Pontius sighed, but Leukippe added eagerly:
“You have not far to look! The most respectable fathers and mothers are running after you and would bring their prettiest daughters into your door.”
“A daughter whom I do not know, and who might perhaps spoil the pauses between the acts, which at present I can at any rate turn to some account.”
“They say,” the old woman went on, “that marriage is a cast of the dice. One throws a high number, another a low one; one wins a wife who is a match for the busy bee, another gets a tiresome gnat. No doubt there is some truth in it; but I have grown grey with my eyes open and I have often seen it happen, that how the marriage turned out depended on the husband. A man like you makes a bee out of a gnat—a bee that brings honey to the hive. Of course a man must choose carefully.”
“How, pray?”
“First see the parents and then the child. A girl who has grown up surrounded by good habits, in the house of a sensible father and a virtuous mother—”
“And where in this city am I to find such a miracle? Nay, nay, Leukippe, for the present all shall be left to my old woman. We both do our duty, we are satisfied with each other and—”
“And time is flying,” said the housekeeper, interrupting her master in his speech. “You are nearly thirty-five years of age, and the girls—”
“Let them be! let them be! They will find other men! Now send Cyrus with my shoes and cloak, and have my litter got ready, for Paulina has been kept waiting long enough.”

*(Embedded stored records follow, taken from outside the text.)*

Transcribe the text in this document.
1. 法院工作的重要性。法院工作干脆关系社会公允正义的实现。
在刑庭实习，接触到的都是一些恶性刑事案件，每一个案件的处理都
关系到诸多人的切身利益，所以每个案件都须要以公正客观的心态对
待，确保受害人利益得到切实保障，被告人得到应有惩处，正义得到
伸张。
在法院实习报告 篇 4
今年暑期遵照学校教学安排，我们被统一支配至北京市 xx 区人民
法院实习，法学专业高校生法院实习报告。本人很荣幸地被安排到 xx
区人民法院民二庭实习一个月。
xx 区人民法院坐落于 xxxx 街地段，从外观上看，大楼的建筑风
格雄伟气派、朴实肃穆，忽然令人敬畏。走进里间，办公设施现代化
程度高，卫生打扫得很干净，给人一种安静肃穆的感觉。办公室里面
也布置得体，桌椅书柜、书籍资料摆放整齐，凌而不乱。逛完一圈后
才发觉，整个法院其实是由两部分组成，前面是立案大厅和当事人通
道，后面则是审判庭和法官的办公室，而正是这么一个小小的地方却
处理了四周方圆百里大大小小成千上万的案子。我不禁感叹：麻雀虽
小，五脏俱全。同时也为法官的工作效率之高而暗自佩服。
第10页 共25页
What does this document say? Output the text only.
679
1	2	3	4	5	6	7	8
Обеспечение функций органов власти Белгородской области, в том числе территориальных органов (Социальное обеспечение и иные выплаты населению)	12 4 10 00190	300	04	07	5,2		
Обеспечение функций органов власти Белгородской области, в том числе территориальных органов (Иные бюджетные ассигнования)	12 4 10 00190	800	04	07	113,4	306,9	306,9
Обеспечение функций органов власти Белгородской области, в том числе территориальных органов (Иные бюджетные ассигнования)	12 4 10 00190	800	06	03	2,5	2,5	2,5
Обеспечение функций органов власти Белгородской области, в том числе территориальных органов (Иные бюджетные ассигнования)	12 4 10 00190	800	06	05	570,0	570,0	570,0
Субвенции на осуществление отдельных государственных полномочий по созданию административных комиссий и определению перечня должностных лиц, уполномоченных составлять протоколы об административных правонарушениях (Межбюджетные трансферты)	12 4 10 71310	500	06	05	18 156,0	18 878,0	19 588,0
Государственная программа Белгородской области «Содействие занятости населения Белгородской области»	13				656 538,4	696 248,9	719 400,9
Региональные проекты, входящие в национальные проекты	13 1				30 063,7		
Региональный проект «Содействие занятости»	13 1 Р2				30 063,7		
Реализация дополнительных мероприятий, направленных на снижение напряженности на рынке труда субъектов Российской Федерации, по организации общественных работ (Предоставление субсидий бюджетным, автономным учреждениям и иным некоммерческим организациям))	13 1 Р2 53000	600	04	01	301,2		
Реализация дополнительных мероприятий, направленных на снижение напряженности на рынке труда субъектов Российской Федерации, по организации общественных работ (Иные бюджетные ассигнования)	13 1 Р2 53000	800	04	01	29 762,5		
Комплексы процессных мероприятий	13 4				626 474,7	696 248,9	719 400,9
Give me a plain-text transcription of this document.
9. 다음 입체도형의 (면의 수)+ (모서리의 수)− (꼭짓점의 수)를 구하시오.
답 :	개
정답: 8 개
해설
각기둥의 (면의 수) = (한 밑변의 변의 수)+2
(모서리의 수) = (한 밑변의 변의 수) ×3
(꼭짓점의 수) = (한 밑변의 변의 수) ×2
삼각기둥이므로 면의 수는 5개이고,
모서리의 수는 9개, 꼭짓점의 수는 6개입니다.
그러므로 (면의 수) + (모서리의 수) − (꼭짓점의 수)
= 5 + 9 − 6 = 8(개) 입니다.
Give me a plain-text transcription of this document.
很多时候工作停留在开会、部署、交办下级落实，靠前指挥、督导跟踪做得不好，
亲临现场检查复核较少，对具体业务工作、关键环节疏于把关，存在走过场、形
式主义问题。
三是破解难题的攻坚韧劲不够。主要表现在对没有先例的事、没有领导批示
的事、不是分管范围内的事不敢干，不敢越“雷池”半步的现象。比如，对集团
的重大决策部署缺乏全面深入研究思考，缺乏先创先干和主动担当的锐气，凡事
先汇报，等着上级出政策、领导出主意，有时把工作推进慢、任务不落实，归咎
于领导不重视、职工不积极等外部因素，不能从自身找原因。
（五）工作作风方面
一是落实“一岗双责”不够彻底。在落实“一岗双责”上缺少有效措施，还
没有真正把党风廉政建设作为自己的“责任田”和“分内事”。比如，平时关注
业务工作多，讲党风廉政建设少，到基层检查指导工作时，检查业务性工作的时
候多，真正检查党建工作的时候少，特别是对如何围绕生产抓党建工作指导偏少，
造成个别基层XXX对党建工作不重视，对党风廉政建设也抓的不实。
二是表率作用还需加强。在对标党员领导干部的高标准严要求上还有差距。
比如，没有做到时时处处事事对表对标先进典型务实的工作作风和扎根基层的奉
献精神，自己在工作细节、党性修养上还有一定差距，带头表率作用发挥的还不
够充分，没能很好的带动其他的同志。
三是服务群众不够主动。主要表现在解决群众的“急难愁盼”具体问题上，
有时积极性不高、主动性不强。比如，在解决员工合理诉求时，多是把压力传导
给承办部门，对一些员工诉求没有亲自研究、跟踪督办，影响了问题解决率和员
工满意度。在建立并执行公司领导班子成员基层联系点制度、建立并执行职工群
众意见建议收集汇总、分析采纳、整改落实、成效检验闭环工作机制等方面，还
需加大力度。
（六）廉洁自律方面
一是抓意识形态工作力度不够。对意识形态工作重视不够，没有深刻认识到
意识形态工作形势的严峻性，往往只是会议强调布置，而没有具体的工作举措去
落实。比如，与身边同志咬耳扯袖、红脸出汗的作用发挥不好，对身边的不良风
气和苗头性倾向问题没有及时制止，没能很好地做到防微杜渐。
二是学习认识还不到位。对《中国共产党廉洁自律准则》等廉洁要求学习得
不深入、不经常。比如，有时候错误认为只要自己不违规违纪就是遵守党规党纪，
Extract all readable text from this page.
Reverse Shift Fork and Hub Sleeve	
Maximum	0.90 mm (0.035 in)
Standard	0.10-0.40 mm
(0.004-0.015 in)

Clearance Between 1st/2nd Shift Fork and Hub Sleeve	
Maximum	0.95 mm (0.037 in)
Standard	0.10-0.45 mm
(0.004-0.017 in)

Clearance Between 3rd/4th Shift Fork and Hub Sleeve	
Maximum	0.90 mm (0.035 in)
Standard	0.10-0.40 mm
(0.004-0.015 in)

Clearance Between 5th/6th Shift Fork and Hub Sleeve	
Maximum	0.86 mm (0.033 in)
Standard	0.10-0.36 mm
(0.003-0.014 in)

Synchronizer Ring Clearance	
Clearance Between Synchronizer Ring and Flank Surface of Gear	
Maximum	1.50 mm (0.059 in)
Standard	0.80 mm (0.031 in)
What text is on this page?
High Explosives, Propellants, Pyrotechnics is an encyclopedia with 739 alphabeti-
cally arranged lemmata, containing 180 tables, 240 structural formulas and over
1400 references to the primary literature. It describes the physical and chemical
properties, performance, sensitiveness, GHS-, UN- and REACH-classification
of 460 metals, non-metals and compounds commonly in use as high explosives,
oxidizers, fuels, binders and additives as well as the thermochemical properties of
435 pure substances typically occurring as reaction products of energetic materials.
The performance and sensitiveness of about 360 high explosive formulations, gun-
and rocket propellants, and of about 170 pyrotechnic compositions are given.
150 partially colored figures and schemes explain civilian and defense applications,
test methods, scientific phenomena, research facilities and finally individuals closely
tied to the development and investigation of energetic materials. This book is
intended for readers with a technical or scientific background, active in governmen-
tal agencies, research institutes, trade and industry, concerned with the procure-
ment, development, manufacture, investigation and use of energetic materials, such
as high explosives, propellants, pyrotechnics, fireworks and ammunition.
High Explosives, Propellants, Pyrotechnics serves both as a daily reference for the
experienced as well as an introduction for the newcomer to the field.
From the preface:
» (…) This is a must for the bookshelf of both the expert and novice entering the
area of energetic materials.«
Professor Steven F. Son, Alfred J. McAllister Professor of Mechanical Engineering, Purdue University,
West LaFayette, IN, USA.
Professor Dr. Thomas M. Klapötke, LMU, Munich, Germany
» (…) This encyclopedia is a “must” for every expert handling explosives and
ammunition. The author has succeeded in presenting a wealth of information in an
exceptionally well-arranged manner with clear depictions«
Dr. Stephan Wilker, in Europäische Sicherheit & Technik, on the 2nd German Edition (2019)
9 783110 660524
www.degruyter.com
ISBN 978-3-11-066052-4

The way from the architect’s house to his sister’s was long, and on his way he found ample time for reflection on various matters besides Leukippe’s advice to marry. Still, it was a woman’s face and form that possessed him heart and soul; at first, however, he did not feel inclined to feast his fancy on Balbilla’s image, lovely as it appeared to him; on the contrary, with self-inflicted severity he sought everything in her which could be thought to be opposed to the highest standard of feminine perfections. Nor did he find it difficult to detect many defects and deficiencies in the Roman damsel; still he was forced to admit that they were quite inseparable from her character, and that she would no longer be what she was, if she were wholly free from them. Each of her little weaknesses presently began to appear as an additional charm to the stern man who had himself been brought up in the doctrine of the Stoics.
He had learnt by experience that sorrow must cast its shadow over the existence of every human being; but still, the man to whom it should be vouchsafed to walk through life hand-in-hand with this radiant child of fortune could, as it seemed to him, have nothing to look forward to but pure sunshine. During his journey to Pelusium and his stay there he had often thought of her, and each time that her image had appeared to his inward eye he had felt as though daylight had shone in his soul. To have met her he regarded as the greatest joy of his life, but he dared not aspire to claim her as his own.